Written by Stephanie Klarmann
Published on 15 March, 2019
I believe that educating adolescents and youth is fundamental in changing attitudes and behaviours in any conservation effort. Education not only provides knowledge but also creates a sense of empathy and understanding on a much deeper level. It can also promote activism and justice, particularly in young people who are finding their voices and are so willing to act in ways which may often defy social norms (we often think of these young people as being rebellious; but I like to see them as challenging oppressive existing norms). This is becoming especially true of the captive breeding and hunting industry, which has for many years been covered in a cloak of conservation and good will. Yet, emerging evidence continues to expose an industry characterised by greed, neglect and cruelty.

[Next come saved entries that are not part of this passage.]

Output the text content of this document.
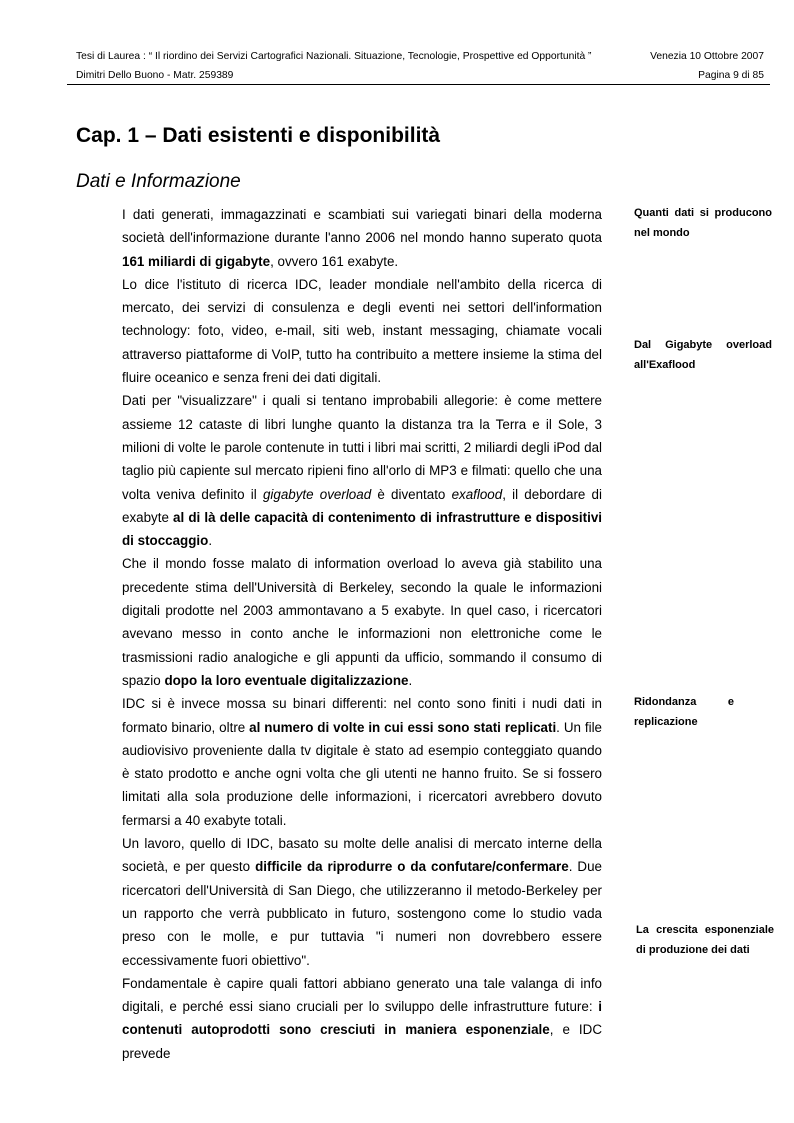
Tesi di Laurea : “ Il riordino dei Servizi Cartografici Nazionali. Situazione, Tecnologie, Prospettive ed Opportunità ”	Venezia 10 Ottobre 2007
Dimitri Dello Buono - Matr. 259389	Pagina 9 di 85
Cap. 1 – Dati esistenti e disponibilità
Dati e Informazione

I dati generati, immagazzinati e scambiati sui variegati binari della moderna società dell'informazione durante l'anno 2006 nel mondo hanno superato quota 161 miliardi di gigabyte, ovvero 161 exabyte.

Lo dice l'istituto di ricerca IDC, leader mondiale nell'ambito della ricerca di mercato, dei servizi di consulenza e degli eventi nei settori dell'information technology: foto, video, e-mail, siti web, instant messaging, chiamate vocali attraverso piattaforme di VoIP, tutto ha contribuito a mettere insieme la stima del fluire oceanico e senza freni dei dati digitali.

Dati per "visualizzare" i quali si tentano improbabili allegorie: è come mettere assieme 12 cataste di libri lunghe quanto la distanza tra la Terra e il Sole, 3 milioni di volte le parole contenute in tutti i libri mai scritti, 2 miliardi degli iPod dal taglio più capiente sul mercato ripieni fino all'orlo di MP3 e filmati: quello che una volta veniva definito il gigabyte overload è diventato exaflood, il debordare di exabyte al di là delle capacità di contenimento di infrastrutture e dispositivi di stoccaggio.

Che il mondo fosse malato di information overload lo aveva già stabilito una precedente stima dell'Università di Berkeley, secondo la quale le informazioni digitali prodotte nel 2003 ammontavano a 5 exabyte. In quel caso, i ricercatori avevano messo in conto anche le informazioni non elettroniche come le trasmissioni radio analogiche e gli appunti da ufficio, sommando il consumo di spazio dopo la loro eventuale digitalizzazione.

IDC si è invece mossa su binari differenti: nel conto sono finiti i nudi dati in formato binario, oltre al numero di volte in cui essi sono stati replicati. Un file audiovisivo proveniente dalla tv digitale è stato ad esempio conteggiato quando è stato prodotto e anche ogni volta che gli utenti ne hanno fruito. Se si fossero limitati alla sola produzione delle informazioni, i ricercatori avrebbero dovuto fermarsi a 40 exabyte totali.

Un lavoro, quello di IDC, basato su molte delle analisi di mercato interne della società, e per questo difficile da riprodurre o da confutare/confermare. Due ricercatori dell'Università di San Diego, che utilizzeranno il metodo-Berkeley per un rapporto che verrà pubblicato in futuro, sostengono come lo studio vada preso con le molle, e pur tuttavia "i numeri non dovrebbero essere eccessivamente fuori obiettivo".

Fondamentale è capire quali fattori abbiano generato una tale valanga di info digitali, e perché essi siano cruciali per lo sviluppo delle infrastrutture future: i contenuti autoprodotti sono cresciuti in maniera esponenziale, e IDC prevede

Quanti dati si producono nel mondo
Dal Gigabyte overload all'Exaflood
Ridondanza e replicazione
La crescita esponenziale di produzione dei dati
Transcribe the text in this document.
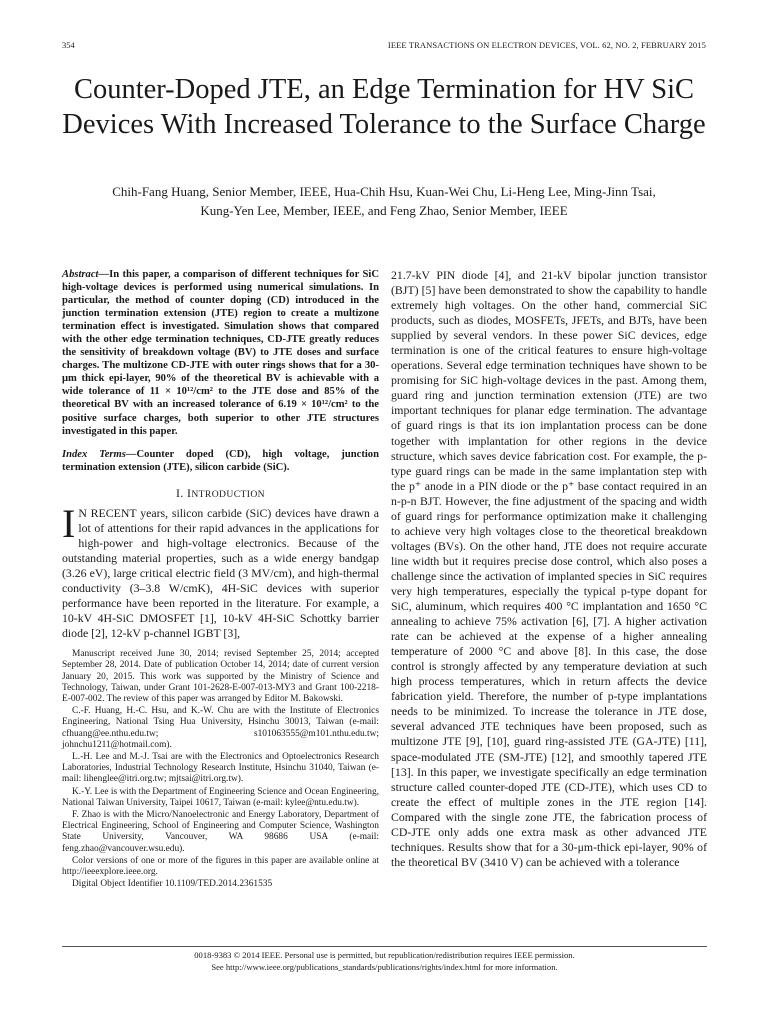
354	IEEE TRANSACTIONS ON ELECTRON DEVICES, VOL. 62, NO. 2, FEBRUARY 2015
Counter-Doped JTE, an Edge Termination for HV SiC Devices With Increased Tolerance to the Surface Charge
Chih-Fang Huang, Senior Member, IEEE, Hua-Chih Hsu, Kuan-Wei Chu, Li-Heng Lee, Ming-Jinn Tsai,
Kung-Yen Lee, Member, IEEE, and Feng Zhao, Senior Member, IEEE

Abstract—In this paper, a comparison of different techniques for SiC high-voltage devices is performed using numerical simulations. In particular, the method of counter doping (CD) introduced in the junction termination extension (JTE) region to create a multizone termination effect is investigated. Simulation shows that compared with the other edge termination techniques, CD-JTE greatly reduces the sensitivity of breakdown voltage (BV) to JTE doses and surface charges. The multizone CD-JTE with outer rings shows that for a 30-μm thick epi-layer, 90% of the theoretical BV is achievable with a wide tolerance of 11 × 10¹²/cm² to the JTE dose and 85% of the theoretical BV with an increased tolerance of 6.19 × 10¹²/cm² to the positive surface charges, both superior to other JTE structures investigated in this paper.

Index Terms—Counter doped (CD), high voltage, junction termination extension (JTE), silicon carbide (SiC).

I. INTRODUCTION

IN RECENT years, silicon carbide (SiC) devices have drawn a lot of attentions for their rapid advances in the applications for high-power and high-voltage electronics. Because of the outstanding material properties, such as a wide energy bandgap (3.26 eV), large critical electric field (3 MV/cm), and high-thermal conductivity (3–3.8 W/cmK), 4H-SiC devices with superior performance have been reported in the literature. For example, a 10-kV 4H-SiC DMOSFET [1], 10-kV 4H-SiC Schottky barrier diode [2], 12-kV p-channel IGBT [3],

Manuscript received June 30, 2014; revised September 25, 2014; accepted September 28, 2014. Date of publication October 14, 2014; date of current version January 20, 2015. This work was supported by the Ministry of Science and Technology, Taiwan, under Grant 101-2628-E-007-013-MY3 and Grant 100-2218-E-007-002. The review of this paper was arranged by Editor M. Bakowski.

C.-F. Huang, H.-C. Hsu, and K.-W. Chu are with the Institute of Electronics Engineering, National Tsing Hua University, Hsinchu 30013, Taiwan (e-mail: cfhuang@ee.nthu.edu.tw; s101063555@m101.nthu.edu.tw; johnchu1211@hotmail.com).

L.-H. Lee and M.-J. Tsai are with the Electronics and Optoelectronics Research Laboratories, Industrial Technology Research Institute, Hsinchu 31040, Taiwan (e-mail: lihenglee@itri.org.tw; mjtsai@itri.org.tw).

K.-Y. Lee is with the Department of Engineering Science and Ocean Engineering, National Taiwan University, Taipei 10617, Taiwan (e-mail: kylee@ntu.edu.tw).

F. Zhao is with the Micro/Nanoelectronic and Energy Laboratory, Department of Electrical Engineering, School of Engineering and Computer Science, Washington State University, Vancouver, WA 98686 USA (e-mail: feng.zhao@vancouver.wsu.edu).

Color versions of one or more of the figures in this paper are available online at http://ieeexplore.ieee.org.

Digital Object Identifier 10.1109/TED.2014.2361535

21.7-kV PIN diode [4], and 21-kV bipolar junction transistor (BJT) [5] have been demonstrated to show the capability to handle extremely high voltages. On the other hand, commercial SiC products, such as diodes, MOSFETs, JFETs, and BJTs, have been supplied by several vendors. In these power SiC devices, edge termination is one of the critical features to ensure high-voltage operations. Several edge termination techniques have shown to be promising for SiC high-voltage devices in the past. Among them, guard ring and junction termination extension (JTE) are two important techniques for planar edge termination. The advantage of guard rings is that its ion implantation process can be done together with implantation for other regions in the device structure, which saves device fabrication cost. For example, the p-type guard rings can be made in the same implantation step with the p⁺ anode in a PIN diode or the p⁺ base contact required in an n-p-n BJT. However, the fine adjustment of the spacing and width of guard rings for performance optimization make it challenging to achieve very high voltages close to the theoretical breakdown voltages (BVs). On the other hand, JTE does not require accurate line width but it requires precise dose control, which also poses a challenge since the activation of implanted species in SiC requires very high temperatures, especially the typical p-type dopant for SiC, aluminum, which requires 400 °C implantation and 1650 °C annealing to achieve 75% activation [6], [7]. A higher activation rate can be achieved at the expense of a higher annealing temperature of 2000 °C and above [8]. In this case, the dose control is strongly affected by any temperature deviation at such high process temperatures, which in return affects the device fabrication yield. Therefore, the number of p-type implantations needs to be minimized. To increase the tolerance in JTE dose, several advanced JTE techniques have been proposed, such as multizone JTE [9], [10], guard ring-assisted JTE (GA-JTE) [11], space-modulated JTE (SM-JTE) [12], and smoothly tapered JTE [13]. In this paper, we investigate specifically an edge termination structure called counter-doped JTE (CD-JTE), which uses CD to create the effect of multiple zones in the JTE region [14]. Compared with the single zone JTE, the fabrication process of CD-JTE only adds one extra mask as other advanced JTE techniques. Results show that for a 30-μm-thick epi-layer, 90% of the theoretical BV (3410 V) can be achieved with a tolerance

0018-9383 © 2014 IEEE. Personal use is permitted, but republication/redistribution requires IEEE permission.
See http://www.ieee.org/publications_standards/publications/rights/index.html for more information.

I must be honest, when I first decided to approach this topic with the students I teach, I was hesitant. I felt they were too young to comprehend the inherent cruelty and I wanted to avoid shattering the commonly held beliefs about something seemingly innocent. And yet the opposite occurred. Whilst the Blood Lions® documentary remains an immense shock to watch, the students took it on with maturity, moving almost immediately towards action with questions like “what can be done to stop it? Why is this allowed in the first place? Surely this is illegal?” These were the hardest questions to answer because such cruelty seems so far-fetched to many of us. The hard-hitting visual elements of the Blood Lions® documentary and its ongoing campaigns illustrate something else I strongly believe in – that video and photography is a powerful means of conveying information and emotion in ways that move people towards change and action.
When it comes to what can be done, I encouraged individual actions – we all have a voice and should not feel that alone we do not have an impact. Being educated also allows students to educate others, like their own friends and family. In fact, I have since heard stories of students who have turned down invitations to lion parks and will speak up in class when cub petting is mentioned by fellow classmates. This is one of the most promising signs that we can make progress through education! My experience has been that the impact is lasting, with the latest conversation occurring a year after watching the documentary. How incredible to know that we can have a long-term impact on attitudes and behaviour!
Teaching students to think critically is also a vital component of educating them about conservation issues. Providing evidence and solid facts is so necessary in a time when false information abounds and can be shared at the click of a button. Such skills ensure that students are able to think about situations from a variety of perspectives: local, international, economical, and ethical. Through open-minded discussions about welfare, ethical travel and conservation, I sincerely hope to encourage students to be curious and willing to learn, and even more so to empower them to be responsible and ethical citizens who choose to use their voices and challenge deeply unethical activities.
I gathered some quotations from students expressing their thoughts about the following quote describing the South African captive breeding and canned hunting industry:
“Every single day captive bred or tame lions continue to be killed in canned hunts and hundreds more slaughtered.”
“When I read this I stop and think why people find pleasure in seeing these beautiful animals go through torture and pain. If people would just stop and think, what happens if they were in that situation, they wouldn’t want to be forced to breed and neither would you. I just find heartache and sadness, I hate the way society has become by torturing these animals for wealth, where they could easily get a job that has much fewer risks and a job that can give love and happiness around the world. Most people don’t even realise that lions and other cats were not meant to be held or petted, they were meant to lie on the savannah grass maybe enjoy a meal or two, not be locked up in a cage and forced to breed their whole life.” (Katie, 12 years old)
“Blood Lions was very interesting and eye-opening. Lion cub petting and breeding is very upsetting and wrong. It makes me very sad to know that there are many people out there who are okay with this. Lion cubs aren’t trophies and shouldn’t be used as a means of attraction at game lodges and animal parks.” (Kaitlyn, 15)
“Blood Lions is a fascinating documentary that sheds truth on the blood money of captive-bred lions. It is unnerving to see the pure greed and entitlement of canned lion hunters.” (Jordyn, 17)
“Before I watched Blood Lions, to me cub petting was not a bad thing, but after watching the documentary my thoughts changed as I realised that it was actually extremely wrong. All my life I have been against hunting and animals being captive. I am shocked to discover what is really going on. The places we once thought were good are most guilty for killing our wildlife.” (Emma, 16)
It is clear that educating students has the power to change attitudes and behaviour as these students demonstrated that they were not proud of our government’s decision to allow the proliferation of captive-bred lions whilst wild populations remain significantly lower. Whilst this was not an easy topic to approach, I am so proud of the maturity and advocacy expressed by all the students who have watched the documentary and engaged in discussions with me.